With this setup, each user will be rate limited independently based on their plan allowance. If a user exceeds their personal limit,
they will receive a 429 Too Many Requests
response, while other users can continue making requests up to their own limits.
Not only that, our rate handling is consistent across ASP.NET Core Endpoints regardless of how they are implemented, be it ServiceStack APIs,
MVC Controllers, Minimal APIs etc.

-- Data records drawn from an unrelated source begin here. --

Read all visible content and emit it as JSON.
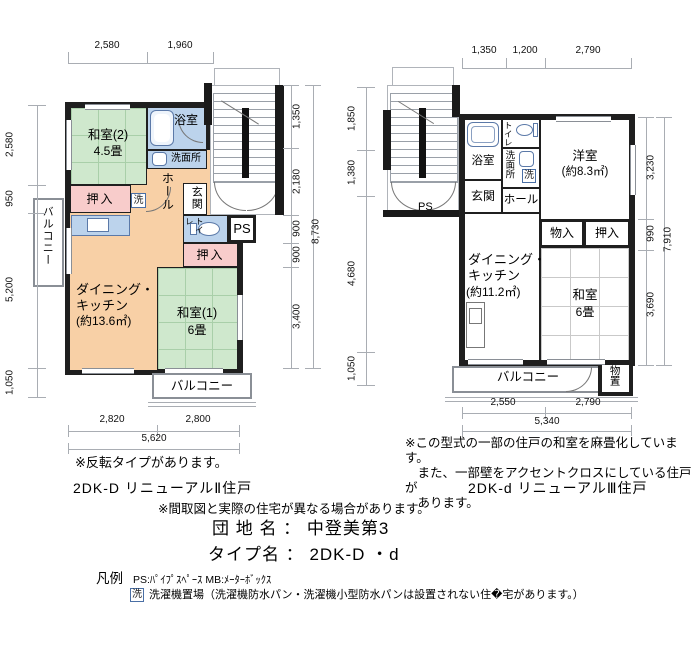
{
  "left": {
    "dims_top": [
      "2,580",
      "1,960"
    ],
    "dims_left": [
      "2,580",
      "950",
      "5,200",
      "1,050"
    ],
    "dims_right": [
      "1,350",
      "2,180",
      "900",
      "900",
      "3,400"
    ],
    "dims_right_total": "8,730",
    "dims_bottom": [
      "2,820",
      "2,800"
    ],
    "dims_bottom_total": "5,620",
    "rooms": {
      "washitsu2": "和室(2)",
      "washitsu2_size": "4.5畳",
      "bath": "浴室",
      "senmenjo": "洗面所",
      "hall": "ホール",
      "genkan": "玄関",
      "toilet": "トイレ",
      "ps": "PS",
      "oshiire1": "押入",
      "oshiire2": "押入",
      "laundry": "洗",
      "dk": "ダイニング・\nキッチン",
      "dk_size": "(約13.6㎡)",
      "washitsu1": "和室(1)",
      "washitsu1_size": "6畳",
      "balcony_left": "バルコニー",
      "balcony_bottom": "バルコニー"
    },
    "note": "※反転タイプがあります。",
    "label": "2DK-D リニューアルⅡ住戸"
  },
  "right": {
    "dims_top": [
      "1,350",
      "1,200",
      "2,790"
    ],
    "dims_left": [
      "1,850",
      "1,380",
      "4,680",
      "1,050"
    ],
    "dims_right": [
      "3,230",
      "990",
      "3,690"
    ],
    "dims_right_total": "7,910",
    "dims_bottom": [
      "2,550",
      "2,790"
    ],
    "dims_bottom_total": "5,340",
    "rooms": {
      "bath": "浴室",
      "toilet": "トイレ",
      "senmenjo": "洗面所",
      "laundry": "洗",
      "genkan": "玄関",
      "hall": "ホール",
      "yoshitsu": "洋室",
      "yoshitsu_size": "(約8.3㎡)",
      "monoiri": "物入",
      "oshiire": "押入",
      "dk": "ダイニング・\nキッチン",
      "dk_size": "(約11.2㎡)",
      "washitsu": "和室",
      "washitsu_size": "6畳",
      "balcony": "バルコニー",
      "storage": "物置",
      "ps": "PS"
    },
    "note": "※この型式の一部の住戸の和室を麻畳化しています。\n　また、一部壁をアクセントクロスにしている住戸が\n　あります。",
    "label": "2DK-d リニューアルⅢ住戸"
  },
  "footer": {
    "disclaimer": "※間取図と実際の住宅が異なる場合があります。",
    "danchi": "団 地 名 ： 中登美第3",
    "type": "タイプ名 ： 2DK-D ・d",
    "legend_title": "凡例",
    "legend_ps": "PS:ﾊﾟｲﾌﾟｽﾍﾟｰｽ MB:ﾒｰﾀｰﾎﾞｯｸｽ",
    "legend_laundry_mark": "洗",
    "legend_laundry": "洗濯機置場（洗濯機防水パン・洗濯機小型防水パンは設置されない住�宅があります。）"
  },
  "colors": {
    "tatami_green": "#cfe8cd",
    "dk_orange": "#f8d0a6",
    "closet_pink": "#f8cccb",
    "wet_blue": "#bcd3ec",
    "wall_black": "#1a1a1a"
  }
}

If you do need to target ServiceStack APIs with a specific policy name, you can create one with a
policy name and use it when calling UseServiceStack
.
services.AddRateLimiter(options =>
{
// Policy name "per-user" is used by ServiceStack Mapped Endpoints
options.AddPolicy("per-user", context =>
{
var user = context.User.Identity?.Name;
if (string.IsNullOrEmpty(user))
{
// Fallback to host name for unauthenticated requests
return RateLimitPartition.GetFixedWindowLimiter(
partitionKey: context.Request.Headers.Host.ToString(),
factory: partition => new FixedWindowRateLimiterOptions
{
AutoReplenishment = true,
PermitLimit = 100,
QueueLimit = 0,
Window = TimeSpan.FromMinutes(1)
});
}
// User exists
// Get the user's rate limit from their plan
var userId = context.User.FindFirstValue(ClaimTypes.NameIdentifier);
var userManager = context.RequestServices.GetService<UserManager<ApplicationUser>>();
var appUser = userManager.FindByIdAsync(userId).Result;
var rateLimit = appUser?.RateLimit ?? 0;
// Create a user-specific rate limiter
return RateLimitPartition.GetFixedWindowLimiter(
partitionKey: user,
factory: partition => new FixedWindowRateLimiterOptions
{
AutoReplenishment = true,
PermitLimit = rateLimit,
QueueLimit = 0,
Window = TimeSpan.FromMinutes(1)
});
});
// ...
});
//...
// Make sure to call UseRateLimiter
app.UseRateLimiter();
// Specify which policy is used by ServiceStack Mapped Endpoints
app.UseServiceStack(new AppHost(), options => {
options.MapEndpoints();
options.RouteHandlerBuilders.Add((routeBuilder, operation, method, route) =>
{
routeBuilder.RequireRateLimiting(policyName: "per-user");
});
});
By combining ASP.NET Core rate limiting with ASP.NET Core Identity in this way, you can implement flexible, per-user rate limiting suitable for multi-tenant SaaS applications. The same approach can be extended to handle different rate limits for different API endpoints or user roles as needed. By upgrading ServiceStack to use ASP.NET Core Endpoints, you can now leverage the same rate limiting middleware across all ASP.NET Core Endpoints, including ServiceStack APIs.